‘My car’s here,’ began Francesca.
‘And mine’s at the White Hart,’ said Lucy. ‘As the crow flies it isn’t so very far, but it would well after one a.m. by the time I got there – always assuming one of you would drive me – and so I think it would be easier for me to go back to London, and get a train back tomorrow to collect it. If I did that, I could drive over here again and see Alice – would that be all right, d’you think?’
‘She’d love it,’ said Michael.
‘She’ll be all right, won’t she?’ said Lucy slightly anxiously. ‘I mean – all this won’t have been too much for her?’
Michael smiled. ‘Meat and drink,’ he said.
‘In that case,’ said Lucy, suddenly finding the prospect of driving home with Liam very attractive, ‘I’ll take up your offer if I can, Liam. It means driving into London, though. Would that be all right?’
‘Perfectly all right. I should tell you I have absolutely no sense of direction, though, and it’s God’s mercy I even got to this house. I’m quite likely to land you on the gypsy road to Romany, or the route to the Elysian Fields. Still, that might be rather fun, you know. How about you, Michael?’
‘I’d better stay put,’ said Michael. ‘My room’s always more or less ready.’ In a voice that was just slightly too casual, ‘Francesca? Had you better drive back as well, or can you take one of the spare rooms?’
‘Well, if you’re sure I won’t be in the way if I stay—’
‘You won’t be in the way,’ said Michael.
‘I think,’ said Lucy, peering through the rain-drenched darkness as they sped through the night, ‘that we should get off this stretch of motorway in about another mile.’
‘What an efficient lady you are. Will we look for the sign yet?’
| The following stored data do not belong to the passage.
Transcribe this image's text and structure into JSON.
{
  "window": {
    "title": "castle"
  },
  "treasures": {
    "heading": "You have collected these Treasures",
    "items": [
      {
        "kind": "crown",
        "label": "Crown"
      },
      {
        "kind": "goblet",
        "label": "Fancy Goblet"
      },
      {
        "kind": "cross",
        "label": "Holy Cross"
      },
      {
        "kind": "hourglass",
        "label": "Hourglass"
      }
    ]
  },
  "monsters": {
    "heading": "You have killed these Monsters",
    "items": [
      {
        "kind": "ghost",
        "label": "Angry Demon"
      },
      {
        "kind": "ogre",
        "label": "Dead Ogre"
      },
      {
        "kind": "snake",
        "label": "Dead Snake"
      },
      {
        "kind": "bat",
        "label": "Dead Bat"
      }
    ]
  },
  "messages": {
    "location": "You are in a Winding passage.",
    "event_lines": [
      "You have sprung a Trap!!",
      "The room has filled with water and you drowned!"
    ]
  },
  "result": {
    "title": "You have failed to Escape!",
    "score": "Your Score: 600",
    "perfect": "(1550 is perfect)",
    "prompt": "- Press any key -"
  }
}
‘It should be coming up any minute. It’ll siphon us off to the left,’ said Lucy.
‘Siphoning’s the right word in this weather, isn’t it? It’s taking all my concentration to keep—’
‘On the straight and narrow?’ demanded Lucy caustically.
‘Well, I always had trouble with the straight and narrow, and I’d certainly never find it in this downpour. Wait though, is that our turning up ahead?’
‘I think so.’ Lucy wiped some of the condensation from the windscreen. ‘Yes, it is. I thought we’d probably find our way in the end.’
‘O Faith that meets ten thousand cheats, yet drops no jot of faith—’
‘Do you really not know the way?’
‘I do not. Do you?’ He took his eyes from the road for a moment to direct a very straight look at her. ‘For all I know,’ said Liam, ‘this could be the road to Mandalay or the pathway to the stars, or even the Golden Road to Samarkand.’
‘If you keep straight on from here,’ said Lucy prosaically, ‘you’ll be bound to pick up the M25 eventually.’
‘Oh God, that we should end by living in a world where all roads lead to the M25.’
‘It’s probably better tarmacked than the Golden Road to Samarkand, though.’
‘Then we’ll make a start there,’ said Liam, and took his hand from the steering-wheel to briefly enclose hers. ‘You never know, Lucy, we might find the Golden Road just when we’d decided it didn’t exist.’
Michael had led the way to a large bedroom at the back of the house. There was a deep wide bed, and he fetched clean sheets from the airing cupboard.
‘And there’s a spare toothbrush and sponge in the bathroom,’ he said. ‘I expect Alice will probably lend you pyjamas or something if you want.’
The thought of sleeping in pyjamas belonging to the infamous Lucretia von Wolff was very nearly irresistible, but Fran said that actually she had brought toothbrush and night things with her, following Michael’s original suggestion that they might stay overnight at the White Hart.
‘Oh yes, I’d forgotten that. It feels like a hundred years ago now. Would you like a last drink? Or a cup of tea or anything?’